I didn’t just learn to quilt, I was made to quilt. My mother used to have a little clique. They would leave home and go to whoever’s house who had the quilt. It would be about 5 or 6 of them sitting around, just quilting and talking. They would finish either that day, or early morning the day after. And then it would be time to go to the next house. Me, I pretty much work by myself now—I’m what my mother used to call, “particular about my stitches.”

My favorite thing about quilting is the end result. You take materials, put them together and the colors just work, nature has the best palette. And when you're done, when you hang that quilt up or spread it out on a bed, it looks so pretty! You just wanna touch it.

@geesbendquiltmakers

Portrait of Emma Mooney Pettway

Emma Mooney Pettway
Hi, my name is Emma Mooney Pettway and I’m a Gee’s Bend Quilter. My mother is Tanzy Mooney, my grandmother is Lottie Mooney, and my other grandmother is Mary Major. Lottie Mooney’s quilt was used on a postage stamp. So, a lot of my quilting comes from my parents and grandparents. They taught me how to sew at a young age; I found inspiration just sitting under the quilt, threading the needle.

I was born right here in Gee's Bend—now Boykin, Alabama—and I live here today. Back in the day, we made quilts to keep warm. Now, quilting is sort of a hobby. I just enjoy making them. Looking at the pretty material makes me want to do something exciting. Sitting and making quilts relaxes me. I like doing the nine-patch and I love to use cotton—I work better with it.

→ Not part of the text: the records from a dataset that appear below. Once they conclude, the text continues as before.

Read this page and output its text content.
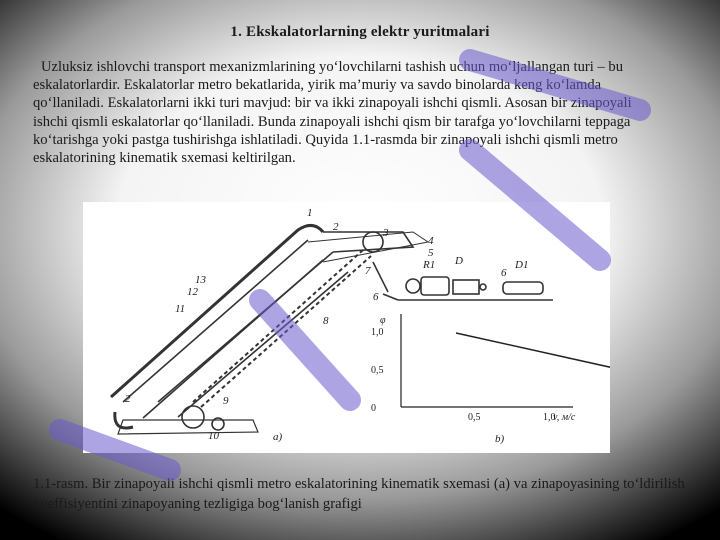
1. Ekskalatorlarning elektr yuritmalari

Uzluksiz ishlovchi transport mexanizmlarining yo‘lovchilarni tashish uchun mo‘ljallangan turi – bu eskalatorlardir. Eskalatorlar metro bekatlarida, yirik ma’muriy va savdo binolarda keng ko‘lamda qo‘llaniladi. Eskalatorlarni ikki turi mavjud: bir va ikki zinapoyali ishchi qismli. Asosan bir zinapoyali ishchi qismli eskalatorlar qo‘llaniladi. Bunda zinapoyali ishchi qism bir tarafga yo‘lovchilarni teppaga ko‘tarishga yoki pastga tushirishga ishlatiladi. Quyida 1.1-rasmda bir zinapoyali ishchi qismli metro eskalatorining kinematik sxemasi keltirilgan.

1
2	3
4
5
6
6
7
8
9
10
11
12
13
2
R1 D	D1
a)
φ
1,0
0,5
0
0,5	1,0
v, м/с
b)

1.1-rasm. Bir zinapoyali ishchi qismli metro eskalatorining kinematik sxemasi (a) va zinapoyasining to‘ldirilish koeffisiyentini zinapoyaning tezligiga bog‘lanish grafigi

My favorite thing about making quilts is making people happy. I find beauty in the quilts I make, I hope you look at them and find beauty—it's the love of the quilt. I’m a loving person, someone who cares for others. I think being blessed, being here in this world, makes me want to help somebody else.

@geesbendquiltmakers

Portrait by Steve Pitkin.

Portrait of Stella Mae Pettway

Stella Mae Pettway
Hi! My name is Stella Mae Pettway. I'm the fourth out of ten children. My mother is Georgianna Pettway, father is Ken B. Pettway, grandmother is Delia Bennett, and grandfather is Eddie Bennett. My aunt is Ella Mae Irby. I was born, raised, and still live in Gee's Bend. I love it here! My mother taught me how to quilt—I’d work on corners because I couldn't sew. "Stella, stay off!”, she’d say. But I liked it.